Before the phase transition, ensure the user has explicitly acknowledged the assessment results. Key items to highlight if not already surfaced in Step 7:

- Is every approved REQ covered by at least one STORY? (flag any REQ with no `implements` link)
- Any STORY that should be a SPIKE because the answer is genuinely unknown?
- Any ARCH with a public interface that has no corresponding DDD and probably needs one?
- Key assumptions that need validation (deployment model, story sizing, NFR targets)

Wait for user acknowledgement before the phase transition.

### Step 8: Phase Transition

Update `.specflow/state.yaml`: set `current: planning`, add history entry.
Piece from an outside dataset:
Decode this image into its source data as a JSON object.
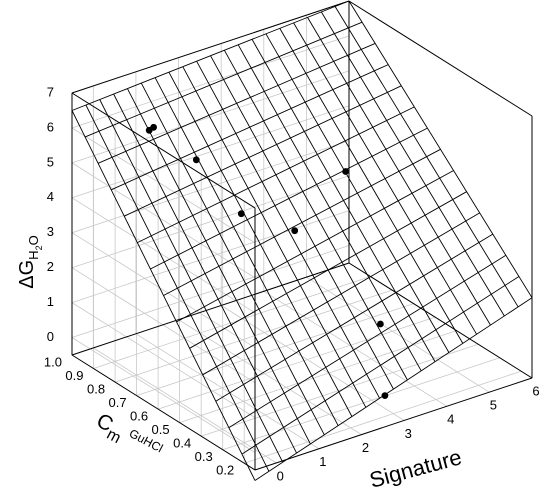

**Exit message:** Report artifact counts (ARCH / DDD / STORY / SPIKE) and recommend the next skill — `/specflow-execute`.

## Rules

- **Gate severity:**
  - `blocking` → Stop. Report the failure. Ask the user to fix before proceeding.
  - `warning` → Present. Ask whether to proceed. Do not proceed silently.
  - `info` → Note for awareness. Proceed.
- **Escape hatch:** The user can always override. When the user says "skip," "proceed anyway," or "move on," do exactly that. But before proceeding past a `blocking` item, articulate: "Proceeding past [specific blocking item]. Risk: [what could go wrong]. Noted."
- ARCH answers "HOW is the system structured?" — defines interfaces between components, not user-facing behavior.
- DDD answers "HOW does each part work internally?" — implementation-level detail for developers.
- STORY references specs, doesn't replace them. Use link roles: `implements` (→ REQ), `guided_by` (→ ARCH), `specified_by` (→ DDD).
- Respect level boundaries — no user-facing behavior in ARCH, no code-level detail in REQ.
- Stories must be vertically sliced — each delivers end-to-end value.
- When unsure about link roles, read `references/link-roles.md`.
- When unsure about level boundaries, read `references/level-boundaries.md`.

## References

- `references/spidr-decomposition.md` — SPIDR story decomposition framework.
- `references/story-writing.md` — Story template and acceptance criteria patterns.
- `references/link-roles.md` — Complete link role vocabulary with usage examples.
- `references/level-boundaries.md` — REQ vs ARCH vs DDD boundary rules with examples.
- `references/thinking-techniques.md` — Planning-stage adversarial thinking techniques (points to shared catalog at `../specflow-references/references/adversarial-lenses.md`).